CAPÍTULO 1 – TECNOLOGIA DIGITAL: O MUNDO DAS REDES

1.5 O ARQUIVO E A MEMÓRIA DIGITAL

O objeto de pesquisa deste trabalho está inserido em um local de muita visibilidade - a rede -, e, por se tratar de uma rede social sua utilização se dá por diversos motivos, seja para entretenimento, para seguir receitas de cozinha, para estar em contato com família/amigos, para seguir a previsão do tempo, para ler as notícias nacionais e internacionais, etc. O nome dado a essa ferramenta decorre do nome coloquial para o livro que é ofertado aos alunos no início do ano letivo por algumas instituições universitárias dos Estados Unidos, com o objetivo de ajudar os alunos a conhecerem uns aos outros. O Facebook, criado por Mark Zuckerberg e alguns de seus colegas de quarto, foi proposto por motivos parecidos com os dos livros ofertados nas universidades. Estudante da Universidade de Harvard, Mark elaborou o Facebook com o intuito de conhecer melhor os alunos que cursavam e frequentavam a mesma instituição, após a expansão para outras faculdades e, por fim, em escolas do ensino médio e fundamental15.

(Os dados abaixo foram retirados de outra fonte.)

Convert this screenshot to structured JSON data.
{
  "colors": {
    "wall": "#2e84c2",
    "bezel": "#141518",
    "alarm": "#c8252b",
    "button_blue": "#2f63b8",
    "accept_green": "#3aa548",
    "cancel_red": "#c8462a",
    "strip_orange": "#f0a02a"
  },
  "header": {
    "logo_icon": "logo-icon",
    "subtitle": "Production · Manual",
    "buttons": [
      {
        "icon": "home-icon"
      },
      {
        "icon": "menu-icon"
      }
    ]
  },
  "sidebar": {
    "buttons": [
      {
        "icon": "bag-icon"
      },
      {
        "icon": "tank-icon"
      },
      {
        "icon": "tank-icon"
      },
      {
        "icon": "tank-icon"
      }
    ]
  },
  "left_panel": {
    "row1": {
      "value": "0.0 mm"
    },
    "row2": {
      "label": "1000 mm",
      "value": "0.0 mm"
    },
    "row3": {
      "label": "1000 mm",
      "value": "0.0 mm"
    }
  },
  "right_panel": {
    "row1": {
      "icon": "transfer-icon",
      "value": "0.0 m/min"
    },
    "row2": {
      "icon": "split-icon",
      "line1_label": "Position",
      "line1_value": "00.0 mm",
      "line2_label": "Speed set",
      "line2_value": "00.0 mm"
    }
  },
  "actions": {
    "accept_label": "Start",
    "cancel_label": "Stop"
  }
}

Observando os motivos de utilizarmos o Facebook atualmente (2018), notamos que a finalidade se mantém. Ainda é utilizado como meio de conhecer as pessoas, conhecer os seus gostos, o que essa pessoa posta, o que ela faz, etc. Todavia, tudo isso é possível se o perfil do sujeito não for bloqueado para quem não for do seu círculo de amigos. Do contrário, apenas “solicitando a amizade” dessa pessoa para poder acompanhar sua vida no âmbito do virtual. Além disso, essa rede social também permite que você encontre pessoas das quais você era mais próximo na infância e, claro, também pelo acaso de possuir amigos em comum. A própria rede social sugere amigos da sua rede de amigos. A partir disso, você consegue contato com pessoas - amigos da escola, vizinhos na infância - que eram de uma época em que nem haviam criado a rede social Facebook. Nesse sentido, é uma rede que proporciona (re)encontros entre pessoas que, às vezes, ficaram muito tempo sem se falar.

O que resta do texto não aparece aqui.